The goal of the Georgia Tech/CDC project is to demonstrate the scientific and economic feasibility for using microneedle patches in vaccination programs aimed at eradicating the polio virus. Current vaccination programs use an oral polio vaccine that contains a modified live virus. This vaccine is inexpensive and can be administered in door-to-door immunization campaigns, but in rare cases the vaccine can cause polio. There is an alternative injected vaccine that uses killed virus, which carries no risk of polio transmission, but is considerably more expensive than the oral vaccine, requires refrigeration for storage and must be administered by trained personnel. To eradicate polio from the world, health officials will have to discontinue use of the oral vaccine with its live virus, replacing it with the more expensive and logistically-complicated injected vaccine.

Prausnitz and his CDC collaborators believe the use of microneedle patches could reduce the cost and simplify administration of the injected vaccine.
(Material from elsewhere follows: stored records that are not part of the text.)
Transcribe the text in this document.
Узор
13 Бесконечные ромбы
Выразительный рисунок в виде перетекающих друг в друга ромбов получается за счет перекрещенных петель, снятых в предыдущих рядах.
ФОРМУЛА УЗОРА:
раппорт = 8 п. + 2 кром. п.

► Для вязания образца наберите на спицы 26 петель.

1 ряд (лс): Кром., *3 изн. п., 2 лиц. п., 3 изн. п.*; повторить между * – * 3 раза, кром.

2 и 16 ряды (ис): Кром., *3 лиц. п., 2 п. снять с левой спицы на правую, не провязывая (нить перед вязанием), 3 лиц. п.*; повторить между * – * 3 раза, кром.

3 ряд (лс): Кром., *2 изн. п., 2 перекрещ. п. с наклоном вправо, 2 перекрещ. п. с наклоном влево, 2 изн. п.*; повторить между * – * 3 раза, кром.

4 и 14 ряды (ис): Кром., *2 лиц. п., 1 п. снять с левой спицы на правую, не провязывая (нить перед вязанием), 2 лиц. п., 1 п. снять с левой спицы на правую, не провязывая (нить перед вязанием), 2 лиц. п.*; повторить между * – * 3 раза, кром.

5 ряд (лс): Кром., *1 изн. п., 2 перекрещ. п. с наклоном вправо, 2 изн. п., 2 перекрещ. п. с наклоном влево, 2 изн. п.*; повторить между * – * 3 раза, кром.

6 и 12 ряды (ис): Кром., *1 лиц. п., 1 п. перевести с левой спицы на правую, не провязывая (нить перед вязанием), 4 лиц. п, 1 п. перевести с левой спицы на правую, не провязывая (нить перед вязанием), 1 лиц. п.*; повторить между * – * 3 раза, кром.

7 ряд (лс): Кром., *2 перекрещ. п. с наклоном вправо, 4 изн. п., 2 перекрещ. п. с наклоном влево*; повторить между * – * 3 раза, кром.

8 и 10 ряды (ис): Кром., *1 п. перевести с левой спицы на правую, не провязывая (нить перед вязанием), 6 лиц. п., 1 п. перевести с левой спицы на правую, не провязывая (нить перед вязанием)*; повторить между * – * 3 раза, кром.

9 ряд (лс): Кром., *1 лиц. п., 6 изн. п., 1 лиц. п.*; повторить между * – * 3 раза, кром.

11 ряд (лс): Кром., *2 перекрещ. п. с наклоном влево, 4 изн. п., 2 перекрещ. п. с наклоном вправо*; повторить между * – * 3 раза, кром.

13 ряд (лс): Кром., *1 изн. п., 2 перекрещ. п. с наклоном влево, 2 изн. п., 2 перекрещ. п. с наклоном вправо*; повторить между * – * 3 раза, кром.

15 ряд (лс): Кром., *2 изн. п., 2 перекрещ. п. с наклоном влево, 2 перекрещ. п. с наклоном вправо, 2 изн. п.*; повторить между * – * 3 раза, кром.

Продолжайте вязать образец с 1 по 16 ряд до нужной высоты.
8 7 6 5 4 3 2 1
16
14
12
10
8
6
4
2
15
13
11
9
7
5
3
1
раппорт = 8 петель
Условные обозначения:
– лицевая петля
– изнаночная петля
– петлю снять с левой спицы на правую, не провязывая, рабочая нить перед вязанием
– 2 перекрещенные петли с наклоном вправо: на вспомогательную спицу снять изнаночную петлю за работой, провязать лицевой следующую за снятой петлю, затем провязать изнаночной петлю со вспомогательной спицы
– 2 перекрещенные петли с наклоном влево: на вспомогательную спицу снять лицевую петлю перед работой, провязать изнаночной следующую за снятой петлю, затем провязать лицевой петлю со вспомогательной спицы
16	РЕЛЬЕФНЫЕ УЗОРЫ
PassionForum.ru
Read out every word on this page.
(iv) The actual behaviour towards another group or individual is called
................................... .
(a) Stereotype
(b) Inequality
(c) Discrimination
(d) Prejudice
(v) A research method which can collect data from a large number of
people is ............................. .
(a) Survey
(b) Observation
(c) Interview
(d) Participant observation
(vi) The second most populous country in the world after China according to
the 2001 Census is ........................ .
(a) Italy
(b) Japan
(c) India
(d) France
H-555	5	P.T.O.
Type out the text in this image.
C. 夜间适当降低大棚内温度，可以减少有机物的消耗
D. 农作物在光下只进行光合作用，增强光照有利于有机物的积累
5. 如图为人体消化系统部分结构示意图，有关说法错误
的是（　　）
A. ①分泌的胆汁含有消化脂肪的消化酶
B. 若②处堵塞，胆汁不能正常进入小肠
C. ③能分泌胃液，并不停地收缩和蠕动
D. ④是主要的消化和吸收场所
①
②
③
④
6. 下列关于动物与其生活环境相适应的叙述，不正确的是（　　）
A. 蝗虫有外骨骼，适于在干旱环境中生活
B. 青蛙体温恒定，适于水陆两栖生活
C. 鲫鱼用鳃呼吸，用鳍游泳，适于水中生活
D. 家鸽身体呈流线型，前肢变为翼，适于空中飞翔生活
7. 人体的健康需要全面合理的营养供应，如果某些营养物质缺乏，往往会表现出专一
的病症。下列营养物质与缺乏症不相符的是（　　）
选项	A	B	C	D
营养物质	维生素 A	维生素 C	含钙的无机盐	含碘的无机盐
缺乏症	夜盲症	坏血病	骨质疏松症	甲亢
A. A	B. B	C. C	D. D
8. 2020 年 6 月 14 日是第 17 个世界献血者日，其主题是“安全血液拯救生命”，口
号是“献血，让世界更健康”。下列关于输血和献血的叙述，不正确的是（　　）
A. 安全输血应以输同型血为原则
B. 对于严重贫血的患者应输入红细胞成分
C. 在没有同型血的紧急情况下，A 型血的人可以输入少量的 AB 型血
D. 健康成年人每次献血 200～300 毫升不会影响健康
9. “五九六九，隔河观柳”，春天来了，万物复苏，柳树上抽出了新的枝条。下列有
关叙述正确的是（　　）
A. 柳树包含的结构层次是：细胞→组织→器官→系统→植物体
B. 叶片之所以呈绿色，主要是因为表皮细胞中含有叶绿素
Iwonder if this team working at the microscale rather than the nanoscale, as Kendall’s team does, is finding some of the same benefits, from my August 3, 2011 posting,

Early stage testing in animals so far has shown a Nanopatch-delivered flu vaccine is effective with only 1/150th of the dose compared to a syringe and the adjuvants currently required to boost the immunogenicity of vaccines may not be needed. [emphases mine]

I find the notion that only 1/150th of a standard syringe dosage can be effective quite extraordinary. I wonder if this will hold true in human clinical trials.

If they get similar efficiencies at the microscale as they do at the nanoscale, the expense associated with vaccines using killed viruses should plummet dramatically. I do have one thought, do we have to eradicate the polio virus in a ‘search and destroy mission’? Couldn’t we learn to live with them peacefully while discouraging their noxious effects on our own biology?